Beyond "Rio 2," Mendes and Brown have contributed a song to Sony Music's official 2014 FIFA World Cup album "One Love, One Rhythm" that will be released May 12. The Mendes-Brown track, "One Nation," appears along with new music from Pitbull, Shakira and Arlindo Cruz and pairings that include Bebel Gilberto and Lang Lang and Carlos Santana, Wyclef, Avicii and Alexandre Pires. Mendes discussed his projects after a performance in Seattle prior to the "Rio 2" premiere in Miami.
With "Rio 2" finished, are you strictly focusing on the new album?
Yes, it's all original music, all about new songs -- Brazilian music with guests. I wrote with John Legend, who's one of the guests. Carlinhos Brown, Seu Jorge, Milton Nascimento, Maria Cantu. It has the Brazilian magic - percussion, great singers, very contemporary. There's no rapping on it.
Obviously you worked with Carlinhos on both of the animated films and you brought Milton into "Rio 2." It's amazing how unique he sounds in the film.
I get goosebumps when I hear Milton. He wrote a brand new song for me. We went to the studio and he started singing it and it was magic.
"Rio 2" has a lot more involvement with Brazilian musicians that the first one. How did that come about?
The first movie was based on the music of Rio de Janeiro. One of my suggestions was to go Brazil and we went to Belo Horizonte where Milton and this group Uakti come from. We wanted to show the diversity of Brazilian music and go across the Amazon and find a way to bring different textures and instruments. It provided me with the opportunity to suggest Uakti, Milton, Babatuques and Carlinhos Brown. It's no longer just Carnival music from Rio.
The flavor of the music becomes increasingly Brazilian as the film goes along.
Until the big party at the end.
There had to be some trust between you and the director and the artists to be able to expand that palette.
It's the story. Carlos Saldanha is a brilliant young director and he's really the inspiration for the whole thing. Carlos, being from down there, was helpful whenever we had an idea or were looking for an approach. We were always inspired by the story.
While you, Brown and various lyricists are credited with most of the songs, the composer John Powell produced many of them. What was his role beyond writing the score?
John Powell was a very important collaborator. He's from England, but he knows more about Brazilian music than any Englishman I know. He delivered the orchestrations, the sounds. Uakti plays PVC pipes and they brought a totally different texture the movie. John was able to assimilate that and translate it to the movie.
This should be a very busy year for you with "Rio 2," the new album and a tour. When will we see you in the U.S.?
Probably in the fall or late summer, I hope. We're going to Japan at end of May, Europe in July for the music festivals.
Any performance during the World Cup?
If they would invite me. (He laughs). It would be great to play ‘Girl from Ipanema,' ‘Mas Que Nada' and ‘One Nation' (at the World Cup). That would be a dream of mine.

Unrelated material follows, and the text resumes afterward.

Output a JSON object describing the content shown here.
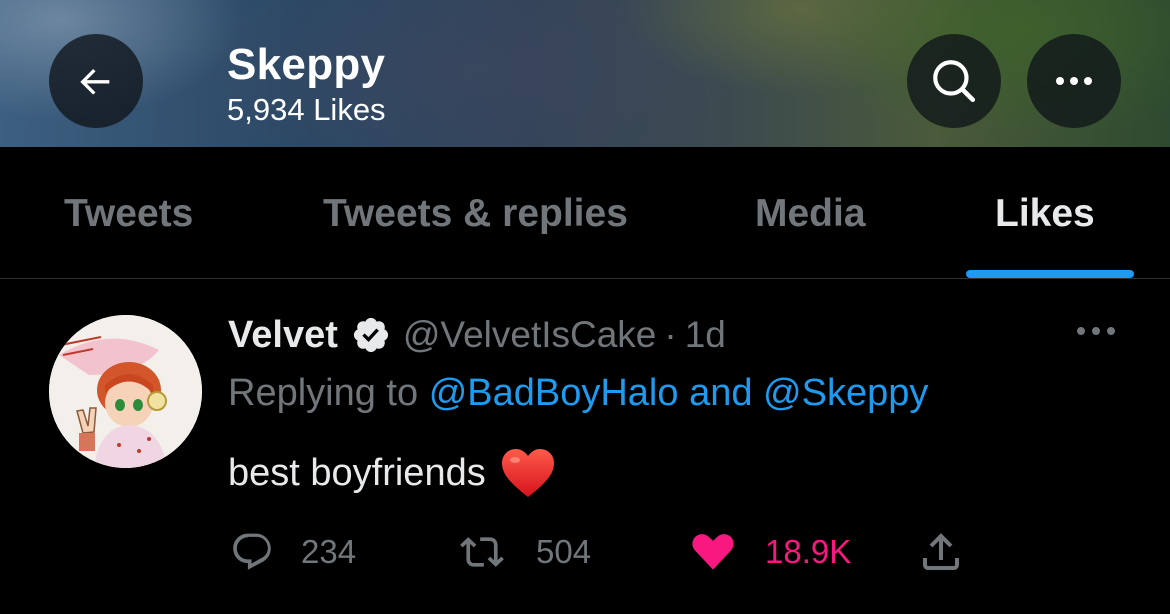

It's amazing how 'Girl From Ipanema' stands the test of time. A landmark song at the time, nothing from Brazil has surpassed it in terms of popularity.
I played last night in Seattle and it got a wonderful reaction from the audience. I played it back in 1962 when I was starting out, more and less. I remember the first time I came to play in the United States in November of 1962 at Carnegie Hall with Jobim, Joao Gilberto, Luiz Bonfa, Stan Getz. I still feel the same vibe that I did then. It owes to the power of Antonio Carlos Jobim, my friend and mentor.